In this tutorial, we will take a real-world dataset and plot the scatter chart for the dataset. Along with this, we will be plotting regression lines for the dataset.
A scatter plot
is a type of plot which displays the relation between two
variables in a dataset. Adding a regression line to a scatter plot is a great way to understand the relationship between the two numeric variables.
Altair
is a Python library that makes uses Vega and Vega-Lite grammars
that gives more time to focus on the analysis and study of data rather than visualization of data.
We will start off by loading the `Pandas` and `NumPy` libraries. We will also import `Altair` and `vega_datasets` to get the dataset in the later sections.
Also Read: Python Altair tutorial: Creating Interactive Visualizations
Implementing Regression Line on Scattery Plot using Python Altair
We will start by importing the Altair
and vega_datasets
libraries to get the plots and dataset we will be working on in the later sections.
import altair as alt
from vega_datasets import data
In this tutorial, we will be making use of Seattle’s weather dataset
which is built-in and can be loaded using the code below.
seattle_weather_data = data.seattle_weather()
print(seattle_weather_data.head())

We will start by plotting a simple scatter chart using the mark_point
function using the code below. We will be plotting the resulting line for three different types of relationships that are:
Minimum Temp and Maximum Temp
alt.Chart(seattle_weather_data).mark_point().encode(
x='temp_max',
y='temp_min'
)

Wind and Minimum Temperature
alt.Chart(seattle_weather_data).mark_point().encode(
x='temp_min',
y='wind'
)

Wind and Maximum Temperature
alt.Chart(seattle_weather_data).mark_point().encode(
x='temp_max',
y='wind'
)

Plotting Regression Line using Altair
The next step and the final step is to plot the regression line on the plots we have just seen right now. We can make a regression line using transform_regression
function and we can add it as another layer to the scatter plot.
Minimum Temp. and Maximum Temp.
alt.Chart(seattle_weather_data).mark_point().encode(
x='temp_max',
y='temp_min'
) + alt.Chart(seattle_weather_data).mark_point().encode(
x='temp_max',
y='temp_min'
).transform_regression('temp_max', 'temp_min').mark_line(color='red')
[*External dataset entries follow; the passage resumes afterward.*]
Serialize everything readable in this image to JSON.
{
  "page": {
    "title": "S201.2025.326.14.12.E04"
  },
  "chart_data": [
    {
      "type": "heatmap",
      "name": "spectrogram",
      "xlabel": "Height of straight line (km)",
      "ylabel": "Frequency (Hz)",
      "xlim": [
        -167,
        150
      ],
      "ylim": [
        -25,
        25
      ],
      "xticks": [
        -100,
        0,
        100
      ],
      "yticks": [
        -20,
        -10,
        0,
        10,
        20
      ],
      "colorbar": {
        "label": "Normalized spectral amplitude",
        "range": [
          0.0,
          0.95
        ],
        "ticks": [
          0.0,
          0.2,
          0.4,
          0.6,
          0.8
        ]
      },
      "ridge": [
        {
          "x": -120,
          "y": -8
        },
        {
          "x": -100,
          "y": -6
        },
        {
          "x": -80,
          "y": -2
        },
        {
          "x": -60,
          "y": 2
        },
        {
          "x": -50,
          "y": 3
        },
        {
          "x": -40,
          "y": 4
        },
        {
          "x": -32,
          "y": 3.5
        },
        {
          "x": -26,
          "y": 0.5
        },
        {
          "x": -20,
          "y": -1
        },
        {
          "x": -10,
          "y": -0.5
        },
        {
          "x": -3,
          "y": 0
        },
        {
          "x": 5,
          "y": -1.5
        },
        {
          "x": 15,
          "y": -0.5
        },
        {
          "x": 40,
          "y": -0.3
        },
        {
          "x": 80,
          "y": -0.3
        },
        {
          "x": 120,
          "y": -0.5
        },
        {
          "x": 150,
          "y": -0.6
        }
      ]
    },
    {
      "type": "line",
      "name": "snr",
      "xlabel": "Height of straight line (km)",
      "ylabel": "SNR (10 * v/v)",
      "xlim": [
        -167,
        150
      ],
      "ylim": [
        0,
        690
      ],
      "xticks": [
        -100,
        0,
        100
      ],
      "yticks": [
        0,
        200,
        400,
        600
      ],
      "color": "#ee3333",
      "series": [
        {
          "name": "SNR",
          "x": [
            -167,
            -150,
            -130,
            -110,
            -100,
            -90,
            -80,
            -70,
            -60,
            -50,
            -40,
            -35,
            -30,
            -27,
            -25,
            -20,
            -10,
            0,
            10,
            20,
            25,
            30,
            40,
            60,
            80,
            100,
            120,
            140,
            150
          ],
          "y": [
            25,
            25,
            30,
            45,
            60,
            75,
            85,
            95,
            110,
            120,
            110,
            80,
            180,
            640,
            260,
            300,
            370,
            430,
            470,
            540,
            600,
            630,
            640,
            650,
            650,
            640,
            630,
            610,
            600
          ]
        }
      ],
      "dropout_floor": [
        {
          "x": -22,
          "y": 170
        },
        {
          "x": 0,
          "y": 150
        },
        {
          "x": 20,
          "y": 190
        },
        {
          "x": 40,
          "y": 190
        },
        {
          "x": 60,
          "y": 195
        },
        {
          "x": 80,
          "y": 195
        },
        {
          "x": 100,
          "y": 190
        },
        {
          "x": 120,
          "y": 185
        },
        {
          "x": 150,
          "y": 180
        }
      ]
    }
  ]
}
Wind and Minimum Temperature
alt.Chart(seattle_weather_data).mark_point().encode(
x='temp_min',
y='wind'
) + alt.Chart(seattle_weather_data).mark_point().encode(
x='temp_min',
y='wind'
).transform_regression('temp_min', 'wind').mark_line(color='red')

Wind and Maximum Temperature
alt.Chart(seattle_weather_data).mark_point().encode(
x='temp_max',
y='wind'
) + alt.Chart(seattle_weather_data).mark_point().encode(
x='temp_max',
y='wind'
).transform_regression('temp_max', 'wind').mark_line(color='red')

Conclusion
I hope you are now clear with how to plot regression lines on basic scatter plots in the Python programming language. Thank you for reading!